Troisième réflexion : le projecteur médiatique braque à ce moment son faisceau beaucoup plus sur les prouesses sportives que sur les exploits scientifiques. Au sportif revient la médaille d’or, au savant celle de bronze et entre les deux s’intercale le politique, tandis que le rôle de l’arbitre revient à des journalistes assez souvent incompétents et superficiels. Or, des records du premier, il ne restera rien, si ce n’est une vaguelette d’inscriptions dans les clubs à la rentrée suivante. Des découvertes du troisième il résultera le véritable progrès ou la très réelle catastrophe pour l’Humanité. Quant au second, plus soucieux d’étaler son intérêt pour les résultats sportifs que sa connaissance des recherches scientifiques, il pourra entraver ou développer celles-ci le plus souvent pour flatter l’opinion. Or, c’est lui qui décide : les Américains consacrent six fois plus d’argent à la conquête spatiale que les Européens. Il est vrai que ceux-ci ont poursuivi la conquête du Boson quand ceux-là l’abandonnaient. La concurrence est inévitable et nécessaire, mais elle laisse aussi place à la collaboration, celle des Français du CNES de Toulouse pour l’aventure martienne ou encore la vaste entente internationale sur le projet ITER de Cadarache présidée par un Japonais ! Mais là encore ce sera aux politiques plus qu’aux savants de trancher.
Jean Rostand disait justement que “la Science avait fait de nous des Dieux avant que nous ne méritions d’être des Hommes ». Le progrès scientifique et technique existe bel et bien.
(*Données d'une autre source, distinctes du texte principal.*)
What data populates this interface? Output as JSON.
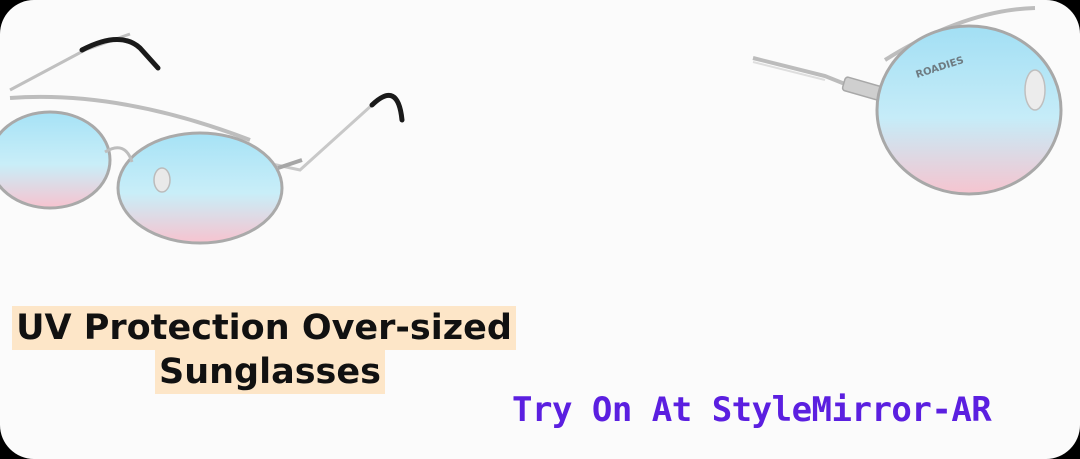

Le progrès politique et moral est plus contestable. Le politique d’aujourd’hui gouverne-t-il plus sagement que Périclès ou Cicéron ? On peut en douter. Il existe à l’Assemblée Nationale un Office Parlementaire des choix scientifiques et technologiques. Il s’agit là d’une des institutions parlementaires les plus respectables par la qualité de son travail et par l’objectivité de ses démarches. Elle est trop peu entendue. Le Politique a, de nos jours, une responsabilité écrasante, à la mesure d’un pouvoir politiquement plus faible, mais dont les moyens matériels et les conséquences humaines ont cru de manière exponentielle. Cette situation historique devrait imposer une double exigence, intellectuelle dans l’obligation de s’informer sérieusement et morale dans le devoir de faire prévaloir, dans la mesure du possible responsable la règle d’or, qu’elle soit kantienne ou chrétienne, universelle par définition en tout cas, et non quelque précaution à la mode, plus ou moins constitutionnalisée.
*Christian Vanneste est un ancien député UMP du Nord.
Photos : Bachelard, philosophe et épistémologue ; Bolt, médaille d’or du “100 mètres » olympique ; Marc Aurèle, philosophe, empereur, et père de Commode, empereur et adepte des Jeux du Cirque.